Cela nécessiterait de lever le titre 42. L’administration Biden a défendu à plusieurs reprises la politique devant les tribunaux comme un impératif de santé publique, mais les experts en santé publique soutiennent depuis longtemps qu’il n’y a aucune justification scientifique à cette politique. Ils disent qu’il a toujours été possible de traiter en toute sécurité les personnes à la frontière tout au long de la pandémie, mais surtout maintenant que les États-Unis disposent de vaccins, d’un approvisionnement suffisant en tests et de preuves à l’appui que de bons masques fonctionnent pour empêcher la propagation du virus.
“Beaucoup d’entre nous diraient que le titre 42 n’a jamais été justifié dès le début”, a déclaré le Dr Michele Heisler, directeur médical de Physicians for Human Rights. “Maintenant, nous avons tous les outils – cela rend encore plus évident qu’il s’agit d’une décision politique.”

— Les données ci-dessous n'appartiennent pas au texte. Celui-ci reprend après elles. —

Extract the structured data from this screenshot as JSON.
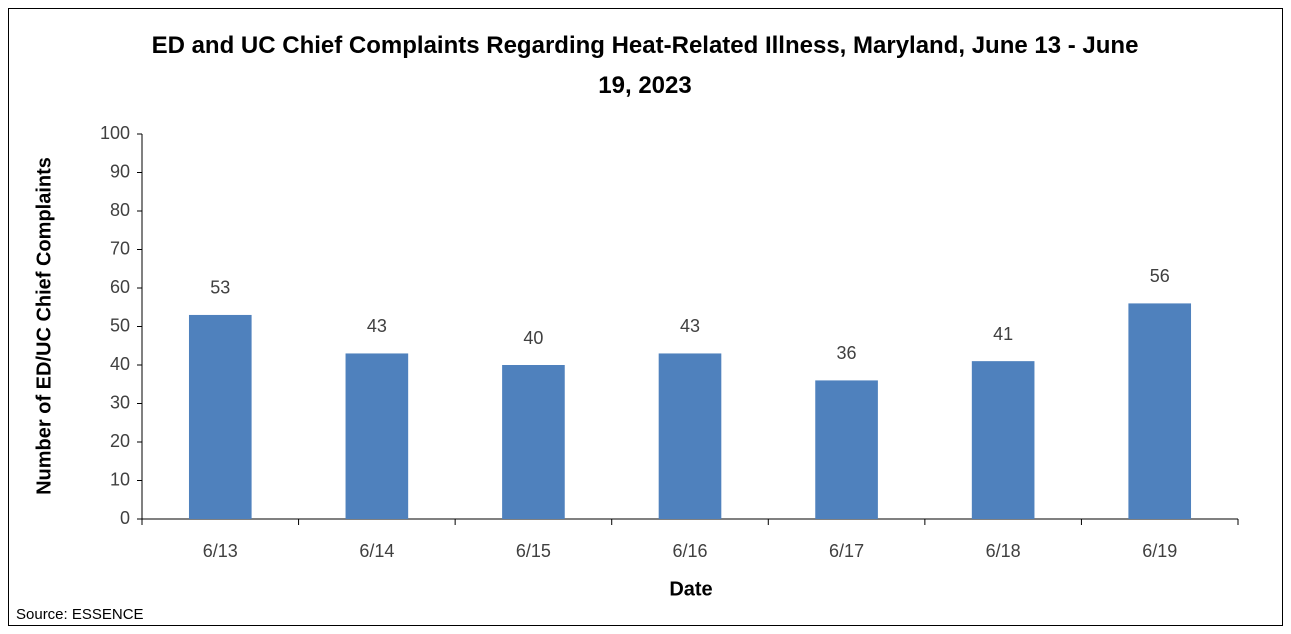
{
  "chart_data": {
    "type": "bar",
    "title": "ED and UC Chief Complaints Regarding Heat-Related Illness, Maryland, June 13 - June 19, 2023",
    "x_label": "Date",
    "y_label": "Number of ED/UC Chief Complaints",
    "source": "Source: ESSENCE",
    "categories": [
      "6/13",
      "6/14",
      "6/15",
      "6/16",
      "6/17",
      "6/18",
      "6/19"
    ],
    "values": [
      53,
      43,
      40,
      43,
      36,
      41,
      56
    ],
    "color": "#4f81bd",
    "ylim": [
      0,
      100
    ],
    "yticks": [
      0,
      10,
      20,
      30,
      40,
      50,
      60,
      70,
      80,
      90,
      100
    ],
    "grid": false
  }
}
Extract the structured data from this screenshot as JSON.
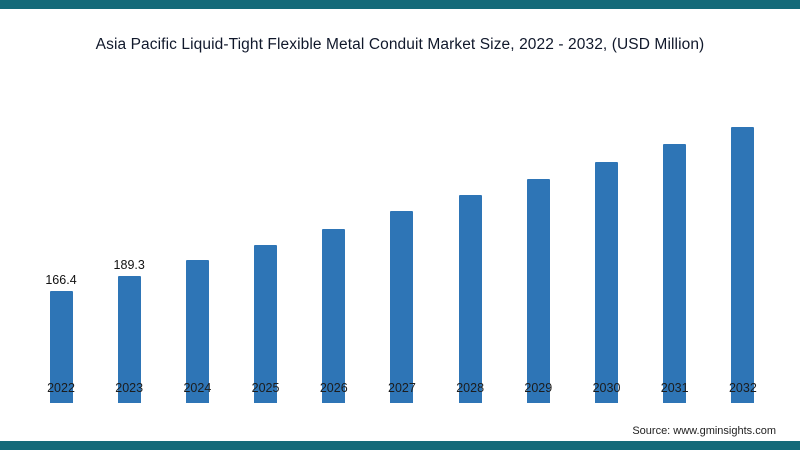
{
  "page": {
    "accent_color": "#156a79"
  },
  "chart_data": {
    "type": "bar",
    "title": "Asia Pacific Liquid-Tight Flexible Metal Conduit Market Size, 2022 - 2032, (USD Million)",
    "categories": [
      "2022",
      "2023",
      "2024",
      "2025",
      "2026",
      "2027",
      "2028",
      "2029",
      "2030",
      "2031",
      "2032"
    ],
    "values": [
      166.4,
      189.3,
      212,
      235,
      259,
      285,
      309,
      333,
      358,
      384,
      410
    ],
    "data_labels": [
      "166.4",
      "189.3",
      "",
      "",
      "",
      "",
      "",
      "",
      "",
      "",
      ""
    ],
    "bar_color": "#2e75b6",
    "xlabel": "",
    "ylabel": "",
    "ylim": [
      0,
      450
    ],
    "grid": false,
    "legend": false
  },
  "source": {
    "label": "Source: www.gminsights.com"
  }
}
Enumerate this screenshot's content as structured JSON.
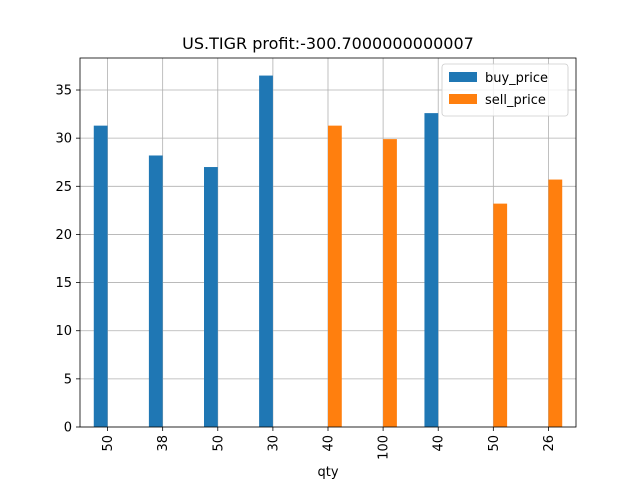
{
  "chart_data": {
    "type": "bar",
    "title": "US.TIGR  profit:-300.7000000000007",
    "xlabel": "qty",
    "ylabel": "",
    "categories": [
      "50",
      "38",
      "50",
      "30",
      "40",
      "100",
      "40",
      "50",
      "26"
    ],
    "series": [
      {
        "name": "buy_price",
        "color": "#1f77b4",
        "values": [
          31.3,
          28.2,
          27.0,
          36.5,
          null,
          null,
          32.6,
          null,
          null
        ]
      },
      {
        "name": "sell_price",
        "color": "#ff7f0e",
        "values": [
          null,
          null,
          null,
          null,
          31.3,
          29.9,
          null,
          23.2,
          25.7
        ]
      }
    ],
    "ylim": [
      0,
      38.325
    ],
    "yticks": [
      0,
      5,
      10,
      15,
      20,
      25,
      30,
      35
    ],
    "grid": true,
    "legend": "top-right"
  }
}
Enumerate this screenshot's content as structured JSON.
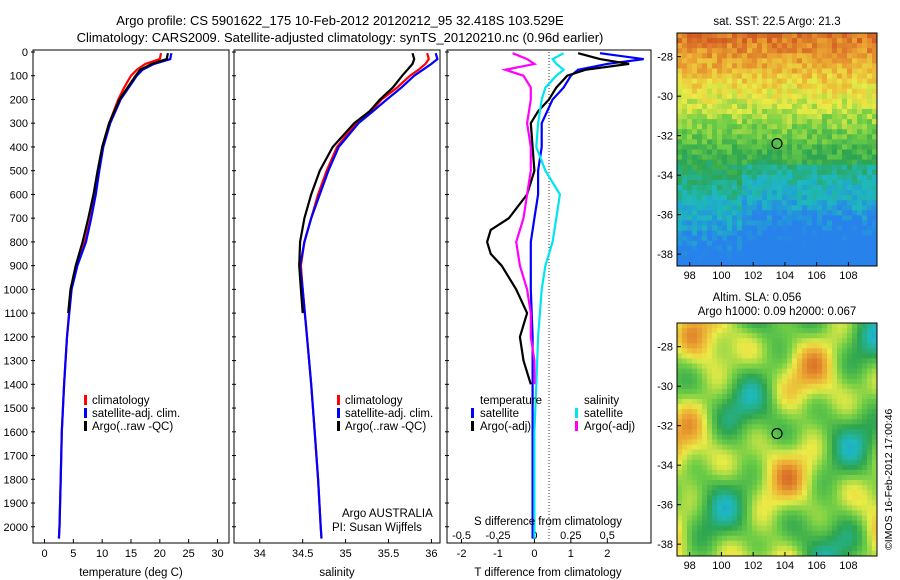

Les États-Unis ont récemment commencé à exiger que tous les non-ressortissants traversant la frontière américano-mexicaine fournissent la preuve d’une vaccination approuvée par les États-Unis. Mais les migrants pourraient ne pas être en mesure d’accéder à ces vaccins dans leur pays d’origine ou au Mexique. Les États-Unis ont les ressources nécessaires pour leur administrer des vaccins et devraient intensifier leurs efforts pour le faire, a déclaré Heisler.
En effet, les États-Unis envisagent un programme de vaccination plus large pour les migrants qu’ils autorisent actuellement à traverser la frontière (un groupe de personnes qui représente une fraction beaucoup plus petite de la population migrante bloquée au Mexique.) Dans le cadre du programme, les migrants recevraient leur premier coup aux points d’entrée avant d’être autorisés à traverser la frontière, et une deuxième dose deviendrait une condition pour obtenir une libération conditionnelle en attendant leurs audiences aux États-Unis.
La création d’une initiative similaire pour les migrants que les États-Unis n’autorisent pas à traverser contribuerait grandement à réduire les taux d’infection parmi les personnes piégées au Mexique.
Un obstacle potentiel pourrait être la réticence à la vaccination parmi la population migrante, a déclaré Heisler. C’était un obstacle dans les installations de l’immigration et des douanes américaines en raison d’un manque de confiance dans les prestataires médicaux des centres de détention qui administrent les injections. Cela pourrait être surmonté en envoyant des messagers de confiance – tels que des ONG comme Global Response Management qui servent déjà la population migrante – et une communication culturellement compétente.
Mais les défis du déploiement d’une campagne de vaccination pour les migrants ne seraient pas vraiment différents de ceux que les États-Unis ont rencontrés auparavant pour faire vacciner leur propre population.
« Je pense que la logistique est assez simple. Nous ne sommes pas dans la première année de la pandémie. Nous savons comment faire cela maintenant », a déclaré Heisler.